Sounds like you might have done a blind watch, that's what I did and somewhere after the Nazi's appear I started to think the director wasn't using a chronological timeline which of course made it hard for me to ground my thoughts, hence I felt as lost as the traveling players seemed to be...As a side note, my wife who also watched the movie, next day read about Greece's 20th century history and she told about what she read...so at least I got a mini history lesson out of it




The Travelling Players (Theo Angelopoulos, 1975)
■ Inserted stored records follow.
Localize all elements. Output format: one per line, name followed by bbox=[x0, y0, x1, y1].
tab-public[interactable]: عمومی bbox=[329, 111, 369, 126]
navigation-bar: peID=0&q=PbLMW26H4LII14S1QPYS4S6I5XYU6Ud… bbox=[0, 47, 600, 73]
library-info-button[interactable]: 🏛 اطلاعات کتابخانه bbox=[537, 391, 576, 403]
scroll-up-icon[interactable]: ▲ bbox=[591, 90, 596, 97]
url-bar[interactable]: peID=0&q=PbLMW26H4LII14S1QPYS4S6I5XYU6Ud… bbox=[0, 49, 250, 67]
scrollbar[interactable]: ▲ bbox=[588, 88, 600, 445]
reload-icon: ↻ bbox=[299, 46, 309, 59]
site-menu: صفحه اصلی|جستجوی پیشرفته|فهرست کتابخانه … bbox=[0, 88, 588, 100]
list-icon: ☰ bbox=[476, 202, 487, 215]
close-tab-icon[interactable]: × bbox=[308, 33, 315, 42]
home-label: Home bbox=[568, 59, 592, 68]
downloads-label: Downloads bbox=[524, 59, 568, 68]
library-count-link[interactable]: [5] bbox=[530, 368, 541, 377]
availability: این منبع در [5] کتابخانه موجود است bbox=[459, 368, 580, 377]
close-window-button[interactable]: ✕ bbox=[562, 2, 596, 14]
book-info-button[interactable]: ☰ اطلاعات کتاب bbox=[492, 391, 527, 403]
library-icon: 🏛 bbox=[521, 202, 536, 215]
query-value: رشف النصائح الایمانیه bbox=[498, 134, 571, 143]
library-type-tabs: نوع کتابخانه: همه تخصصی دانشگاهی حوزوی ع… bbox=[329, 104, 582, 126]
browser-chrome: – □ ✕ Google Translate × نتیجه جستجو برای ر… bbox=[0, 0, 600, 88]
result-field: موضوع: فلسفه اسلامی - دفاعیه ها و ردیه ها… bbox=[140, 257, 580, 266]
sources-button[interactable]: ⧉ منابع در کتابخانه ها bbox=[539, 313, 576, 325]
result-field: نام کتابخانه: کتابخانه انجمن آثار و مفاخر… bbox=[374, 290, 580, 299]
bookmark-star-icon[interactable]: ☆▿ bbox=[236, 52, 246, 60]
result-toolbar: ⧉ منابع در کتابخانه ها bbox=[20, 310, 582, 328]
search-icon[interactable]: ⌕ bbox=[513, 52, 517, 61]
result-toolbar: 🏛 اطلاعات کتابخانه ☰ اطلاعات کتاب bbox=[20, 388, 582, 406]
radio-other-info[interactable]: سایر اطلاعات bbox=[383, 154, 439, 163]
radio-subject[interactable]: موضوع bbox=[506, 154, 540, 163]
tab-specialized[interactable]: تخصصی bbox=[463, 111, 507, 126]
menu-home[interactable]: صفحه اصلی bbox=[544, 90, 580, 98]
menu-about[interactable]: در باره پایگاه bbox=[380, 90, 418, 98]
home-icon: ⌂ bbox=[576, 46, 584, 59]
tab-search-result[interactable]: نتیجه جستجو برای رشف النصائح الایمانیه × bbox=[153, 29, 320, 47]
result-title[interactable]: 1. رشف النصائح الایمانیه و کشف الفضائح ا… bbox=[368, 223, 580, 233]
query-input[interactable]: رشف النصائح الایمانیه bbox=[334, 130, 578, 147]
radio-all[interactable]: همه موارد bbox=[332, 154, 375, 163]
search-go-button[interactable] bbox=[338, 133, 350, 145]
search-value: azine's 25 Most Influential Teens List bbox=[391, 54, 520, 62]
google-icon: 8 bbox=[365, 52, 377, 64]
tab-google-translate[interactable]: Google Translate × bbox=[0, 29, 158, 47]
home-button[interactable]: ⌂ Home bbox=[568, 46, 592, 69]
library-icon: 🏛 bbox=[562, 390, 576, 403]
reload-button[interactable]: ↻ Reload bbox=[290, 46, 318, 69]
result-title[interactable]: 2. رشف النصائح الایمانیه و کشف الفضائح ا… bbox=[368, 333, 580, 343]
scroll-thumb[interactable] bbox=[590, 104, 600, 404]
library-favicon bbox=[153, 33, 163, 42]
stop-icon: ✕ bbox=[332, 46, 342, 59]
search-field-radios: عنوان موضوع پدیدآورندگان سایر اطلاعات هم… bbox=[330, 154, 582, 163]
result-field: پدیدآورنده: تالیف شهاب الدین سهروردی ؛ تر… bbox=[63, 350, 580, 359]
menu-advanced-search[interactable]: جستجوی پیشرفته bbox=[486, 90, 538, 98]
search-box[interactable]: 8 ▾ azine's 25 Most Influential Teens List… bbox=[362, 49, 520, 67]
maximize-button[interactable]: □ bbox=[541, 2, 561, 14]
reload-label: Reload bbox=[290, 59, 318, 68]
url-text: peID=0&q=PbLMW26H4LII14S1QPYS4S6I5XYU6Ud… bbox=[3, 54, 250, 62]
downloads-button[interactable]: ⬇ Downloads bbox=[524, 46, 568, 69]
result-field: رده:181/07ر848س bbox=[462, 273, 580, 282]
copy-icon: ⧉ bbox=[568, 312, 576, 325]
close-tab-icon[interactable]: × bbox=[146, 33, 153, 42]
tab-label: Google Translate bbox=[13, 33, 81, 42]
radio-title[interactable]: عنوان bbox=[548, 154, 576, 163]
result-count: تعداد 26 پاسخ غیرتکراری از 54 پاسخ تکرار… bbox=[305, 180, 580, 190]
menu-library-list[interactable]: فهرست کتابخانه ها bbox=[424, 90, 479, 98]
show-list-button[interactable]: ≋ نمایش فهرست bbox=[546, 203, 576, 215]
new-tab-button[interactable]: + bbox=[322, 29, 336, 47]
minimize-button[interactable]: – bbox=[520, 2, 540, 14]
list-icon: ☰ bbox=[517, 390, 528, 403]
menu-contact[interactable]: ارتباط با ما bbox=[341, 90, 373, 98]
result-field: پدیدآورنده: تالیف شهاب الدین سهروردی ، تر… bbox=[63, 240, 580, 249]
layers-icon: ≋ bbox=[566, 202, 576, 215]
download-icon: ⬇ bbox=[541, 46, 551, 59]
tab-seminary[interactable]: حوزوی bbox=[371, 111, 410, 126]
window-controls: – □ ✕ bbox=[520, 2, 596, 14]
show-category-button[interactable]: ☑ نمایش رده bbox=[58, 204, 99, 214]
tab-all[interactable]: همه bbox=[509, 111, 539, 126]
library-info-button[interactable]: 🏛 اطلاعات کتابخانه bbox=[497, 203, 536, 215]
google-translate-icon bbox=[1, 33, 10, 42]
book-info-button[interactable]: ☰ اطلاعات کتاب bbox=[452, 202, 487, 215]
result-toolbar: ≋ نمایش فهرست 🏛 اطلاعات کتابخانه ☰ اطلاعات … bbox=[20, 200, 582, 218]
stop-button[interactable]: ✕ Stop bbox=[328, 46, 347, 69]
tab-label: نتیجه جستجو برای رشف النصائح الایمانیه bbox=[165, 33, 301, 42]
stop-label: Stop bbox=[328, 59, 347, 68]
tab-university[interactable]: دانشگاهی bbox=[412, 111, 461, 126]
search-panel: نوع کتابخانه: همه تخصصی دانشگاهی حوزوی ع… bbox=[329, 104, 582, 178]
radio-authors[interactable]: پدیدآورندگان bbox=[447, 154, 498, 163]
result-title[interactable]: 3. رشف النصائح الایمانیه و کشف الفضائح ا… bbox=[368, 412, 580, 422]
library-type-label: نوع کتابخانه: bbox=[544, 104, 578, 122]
So this does a lot of things I like. Exactly my shit in terms of camerawork with all the pans, dollies and trucking shots and y'all know I dig on films with little to no direct narrative but despite this its also not my kind of film at all. I always have a tough time getting into films that are just wall-to-wall misery, especially when they're presented with a realist approach but I'll also admit that I went into this blind and was really not in a good mindset for it since, you know, *gestures at everything*. This also being the first year of my life where I've actually been happy, spending like 6 hours (approximately how long it took me to watch this) being miserable wasn't ideal. This probably would have went over a lot better with me basically any time before now lol. To talk about the film itself, I did find a hefty chunk of it extremely repetitive. Like there's probably an hour and a half straight of "here's a scene, then someone gets shot, repeat" and this is probably my only real complaint about it. Otherwise its an extremely well made, effective film that I hated watching lmao.



The Painted Bird (2019) -


I couldn't get into this one. Comparing this to other films about kids experiencing the horrors of war, it can't help but pale to Come and See, but every war film I've seen does, so I won't hold that against this film. What I will hold against it though is how cold I was left throughout it. In spite of how much misery the boy experiences and witnesses in the film (physical abuse, rape, suicide, animal cruelty, pedophilia, bestiality, antisemitism, etc.), the impact it had on him remained too vague for those scenes to stick with me in any lasting way. A lot of this falls on Kotlár since neither his acting nor his physical appearance make any changes throughout the film. Rather, he just keeps the same blank expression on his face and looks the same at the end of the film as he does in the opening. Even the retaliation angle in the second half of the film, while it's one of the more promising elements of the film, didn't click with me as well as it could've due to the reasons listed above. Technically speaking though, the movie is pretty good. Some of the larger-scale gunfights looked cool and, in spite of what I said up above, a couple of the disturbing scenes left a decent impact on me (that's to be expected with a movie like this though). Also, while fair criticisms could be made that the black and white photography looks too pretty and doesn't pair well the disturbing content shown in the film, I enjoyed how it created a contrast between the two. Finally, it was also cool to see Aleksei Kravchenko (star of the aforementioned Come and See) in this film, perhaps as a nod to the film. Overall though, the film sort of just came and went and was pretty forgettable.